Neither of these types of citizenship [the “unearned windfall of oil and gas revenues” that come with U.A. E. citizenship, and the multiple citizens purchases by ultra-rich robber barons] corresponds to the hard-won forms of citizenship found within democratic states.

          Herein lies the weakness of Abrahamian’s analysis.  The political and social rights of genuine, state-based citizenship derive from the contribution members make to sustaining the public life of the community, …

… which is why he found her idea of global citizenship unworkable.  The problem being that the social rights of genuine, state-based citizenship do not derive from any contribution whatsoever.  I am a citizen of the United States.  I earned this privilege by being born.  I mean, sure, I’m great, maybe angels should’ve flown down and trumpeted my coming, but, really?

I’m not convinced that the contribution I made to this nation by being born is more significant that the contributions of our many undocumented immigrants who pay social security taxes (with no hope of ever receiving benefits), do hard work, live peaceably, spend money here, remit huge portions of their earnings (which keeps neighboring countries more stable, lowering the amount that the federal government would need to spend on humanitarian aid or border control).  And yet, despite the magnitude of their contributions, all those people have “earned” in the eyes of the powers that be is deportation.

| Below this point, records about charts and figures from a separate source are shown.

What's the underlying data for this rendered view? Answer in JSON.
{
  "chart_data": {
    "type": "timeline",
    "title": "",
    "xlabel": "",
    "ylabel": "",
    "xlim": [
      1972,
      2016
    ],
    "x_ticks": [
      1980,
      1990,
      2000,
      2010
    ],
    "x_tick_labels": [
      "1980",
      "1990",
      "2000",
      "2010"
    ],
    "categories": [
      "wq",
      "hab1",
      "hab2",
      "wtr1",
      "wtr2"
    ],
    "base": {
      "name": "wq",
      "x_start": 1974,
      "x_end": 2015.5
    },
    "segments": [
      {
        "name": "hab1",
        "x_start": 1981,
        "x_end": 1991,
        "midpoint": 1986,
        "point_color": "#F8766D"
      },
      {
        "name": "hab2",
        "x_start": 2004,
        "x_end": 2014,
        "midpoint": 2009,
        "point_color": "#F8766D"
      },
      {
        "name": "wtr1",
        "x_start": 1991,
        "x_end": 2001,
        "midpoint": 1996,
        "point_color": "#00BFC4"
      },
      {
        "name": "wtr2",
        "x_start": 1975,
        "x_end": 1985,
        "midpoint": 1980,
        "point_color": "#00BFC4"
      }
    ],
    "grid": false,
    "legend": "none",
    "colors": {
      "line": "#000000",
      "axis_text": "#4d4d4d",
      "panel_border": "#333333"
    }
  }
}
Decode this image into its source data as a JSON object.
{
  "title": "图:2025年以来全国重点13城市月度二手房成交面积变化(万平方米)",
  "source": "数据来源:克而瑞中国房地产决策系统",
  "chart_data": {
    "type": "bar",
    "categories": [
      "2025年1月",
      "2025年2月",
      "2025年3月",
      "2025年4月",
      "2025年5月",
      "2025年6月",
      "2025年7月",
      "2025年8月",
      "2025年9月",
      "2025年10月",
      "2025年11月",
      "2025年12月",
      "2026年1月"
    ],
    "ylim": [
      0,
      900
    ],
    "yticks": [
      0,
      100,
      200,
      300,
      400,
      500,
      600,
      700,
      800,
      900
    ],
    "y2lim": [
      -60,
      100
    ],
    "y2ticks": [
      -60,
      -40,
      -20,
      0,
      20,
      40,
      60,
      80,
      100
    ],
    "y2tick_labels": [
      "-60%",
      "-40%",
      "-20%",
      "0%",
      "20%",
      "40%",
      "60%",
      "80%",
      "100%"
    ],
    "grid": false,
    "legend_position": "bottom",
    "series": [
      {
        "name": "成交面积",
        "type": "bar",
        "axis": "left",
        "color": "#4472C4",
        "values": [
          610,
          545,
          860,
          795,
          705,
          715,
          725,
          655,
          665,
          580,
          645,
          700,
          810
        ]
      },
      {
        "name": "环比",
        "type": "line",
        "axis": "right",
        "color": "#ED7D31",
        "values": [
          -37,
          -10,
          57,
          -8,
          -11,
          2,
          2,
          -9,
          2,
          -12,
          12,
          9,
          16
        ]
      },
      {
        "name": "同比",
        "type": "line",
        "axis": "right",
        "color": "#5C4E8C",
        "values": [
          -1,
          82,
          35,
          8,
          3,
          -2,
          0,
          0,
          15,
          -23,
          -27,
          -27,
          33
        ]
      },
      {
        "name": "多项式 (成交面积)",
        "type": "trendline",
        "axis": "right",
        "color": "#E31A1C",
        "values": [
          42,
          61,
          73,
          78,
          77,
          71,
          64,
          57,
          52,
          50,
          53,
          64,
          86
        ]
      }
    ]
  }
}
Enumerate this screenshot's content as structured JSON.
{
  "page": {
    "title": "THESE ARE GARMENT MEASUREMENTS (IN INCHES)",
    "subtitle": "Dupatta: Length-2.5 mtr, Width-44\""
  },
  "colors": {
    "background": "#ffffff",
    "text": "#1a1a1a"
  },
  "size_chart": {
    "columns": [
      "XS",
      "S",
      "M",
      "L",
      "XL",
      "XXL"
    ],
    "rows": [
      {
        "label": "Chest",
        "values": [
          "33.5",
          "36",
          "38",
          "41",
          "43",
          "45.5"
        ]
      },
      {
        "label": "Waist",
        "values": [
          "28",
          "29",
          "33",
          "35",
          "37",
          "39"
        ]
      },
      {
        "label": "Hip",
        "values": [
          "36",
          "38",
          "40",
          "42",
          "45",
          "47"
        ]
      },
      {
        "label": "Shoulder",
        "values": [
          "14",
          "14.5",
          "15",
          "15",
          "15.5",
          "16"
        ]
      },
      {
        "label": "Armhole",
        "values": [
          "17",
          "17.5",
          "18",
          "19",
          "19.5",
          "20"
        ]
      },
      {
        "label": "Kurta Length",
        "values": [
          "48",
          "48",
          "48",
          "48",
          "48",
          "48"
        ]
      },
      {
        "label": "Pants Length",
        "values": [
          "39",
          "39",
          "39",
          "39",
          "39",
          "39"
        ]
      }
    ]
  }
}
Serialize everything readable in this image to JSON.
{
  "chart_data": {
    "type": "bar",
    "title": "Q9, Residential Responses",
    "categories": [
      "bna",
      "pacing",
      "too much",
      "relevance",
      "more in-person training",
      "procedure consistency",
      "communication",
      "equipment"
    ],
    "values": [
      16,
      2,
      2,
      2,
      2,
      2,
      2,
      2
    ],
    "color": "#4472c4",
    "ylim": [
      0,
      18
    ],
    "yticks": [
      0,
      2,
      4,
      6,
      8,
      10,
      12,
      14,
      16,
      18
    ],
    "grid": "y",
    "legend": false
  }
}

To my mind, Bellamy’s claim seems highly reminiscent of that barbecue t-shirt slogan “I didn’t claw my way to the top of the food chain to eat vegetables.”  Because, sure, once upon a time, people in your ancestry might’ve suffered.  Democratic governance was hard-won … many generations ago.  Most modern people didn’t do anything.  They were born.

Indeed, that misconception — mistaking for just deserts all the privileges heaped upon oneself for the significant accomplishment of being born in a particular place, or to particular parents, or with a particular skin color, or a particular set of genitalia — is precisely what both Robert Reich and Atossa Araxia Abrahamian are arguing against in their books.